Urban Logistics REIT has said it will not be able to raise money to fund new acquisitions in the current economic climate.

Chair Nigel Rich said: “It is unlikely that we will be able to fund a pipeline of acquisitions in the immediate future. We will therefore look to recycle assets where we have maximised the income and replace them with properties offering lease events, as well as capitalising on the significant reversionary opportunities in the portfolio.”

Results for the year to the end of March showed that the REIT had boosted rental income by 45% to £53m, adding £6.1m in new rent through 41 leasing events.

A 9.8% like-for-like fall in values was offset by additions to the portfolio, resulting in the portfolio valuation climbing by 9% to £1.1bn. The total portfolio now consists of 130 mid-box urban logistics assets covering 9.7m sq ft.

Over the period the REIT acquired £160m of assets, at a blended NIY of 5.2%. As a result, LTV has risen from 11.3% last year to 29%.

Chief executive and investment adviser Richard Moffitt said: “The portfolio has proved to be resilient against a backdrop of challenging market conditions, with persistently high inflation and rising interest rates leading to repricing of assets across commercial real estate. Despite these challenges, our active asset management strategy of moving rents on, improving tenant covenants and increasing lease lengths has allowed us to add value to the assets and shield the company against the impact of a negative yield shift. This is demonstrated by the portfolio’s like-for-like downward revaluations, which is below that of the wider sector and above most expectations. Post period end we made two disposals as part of our asset recycling strategy, selling for 3.4% above the valuations.”

Moffitt’s Logistics Asset Management was appointed as investment adviser in May.

“Our conservative balance sheet, with a high proportion of our debt fixed or hedged and a low LTV, reduces our exposure to interest rate fluctuations.
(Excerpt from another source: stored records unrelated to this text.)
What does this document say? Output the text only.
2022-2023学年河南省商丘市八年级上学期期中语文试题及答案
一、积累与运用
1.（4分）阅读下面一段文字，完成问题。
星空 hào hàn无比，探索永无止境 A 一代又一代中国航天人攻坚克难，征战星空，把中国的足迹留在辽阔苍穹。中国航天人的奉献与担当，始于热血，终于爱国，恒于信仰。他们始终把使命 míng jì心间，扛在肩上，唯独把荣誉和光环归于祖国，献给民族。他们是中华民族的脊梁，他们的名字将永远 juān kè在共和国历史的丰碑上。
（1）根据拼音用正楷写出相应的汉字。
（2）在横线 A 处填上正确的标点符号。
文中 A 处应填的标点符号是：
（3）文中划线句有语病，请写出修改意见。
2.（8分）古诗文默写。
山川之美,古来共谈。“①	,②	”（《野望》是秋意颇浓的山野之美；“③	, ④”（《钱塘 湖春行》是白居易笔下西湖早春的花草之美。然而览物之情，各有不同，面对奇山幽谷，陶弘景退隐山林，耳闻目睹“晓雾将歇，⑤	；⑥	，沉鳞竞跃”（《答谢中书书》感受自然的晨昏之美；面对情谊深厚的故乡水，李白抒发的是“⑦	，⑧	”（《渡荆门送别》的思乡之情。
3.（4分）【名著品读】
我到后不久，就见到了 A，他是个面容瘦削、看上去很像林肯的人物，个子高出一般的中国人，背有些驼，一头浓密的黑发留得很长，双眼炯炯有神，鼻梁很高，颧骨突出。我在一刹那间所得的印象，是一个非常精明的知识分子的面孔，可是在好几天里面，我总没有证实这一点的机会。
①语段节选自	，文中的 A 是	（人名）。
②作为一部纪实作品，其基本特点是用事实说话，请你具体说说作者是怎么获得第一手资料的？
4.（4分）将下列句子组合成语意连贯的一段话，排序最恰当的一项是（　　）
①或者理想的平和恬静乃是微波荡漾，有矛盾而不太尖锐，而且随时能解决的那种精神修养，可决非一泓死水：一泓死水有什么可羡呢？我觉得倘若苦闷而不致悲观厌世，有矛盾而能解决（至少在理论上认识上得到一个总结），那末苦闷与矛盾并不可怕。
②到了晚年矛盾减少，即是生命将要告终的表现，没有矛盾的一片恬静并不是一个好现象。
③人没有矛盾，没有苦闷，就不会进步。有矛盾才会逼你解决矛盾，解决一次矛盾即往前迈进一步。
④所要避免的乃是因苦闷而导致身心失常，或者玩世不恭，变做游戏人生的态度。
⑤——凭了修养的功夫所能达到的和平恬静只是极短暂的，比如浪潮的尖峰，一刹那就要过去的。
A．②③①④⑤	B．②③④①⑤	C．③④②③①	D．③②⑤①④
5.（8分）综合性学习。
We have retained the management team for a further term until 2027, giving us stability and security.

Rich added that the REIT was unable to raise further money through a share offer, due to shares trading “at a significant discount to NAV”.

“However, there is significant potential within our own portfolio to drive growth through asset management, recycling and more efficient use of the land we already own. We are cautious, but believe we are very well positioned, and have everything we need in place to perform in an uncertain future.”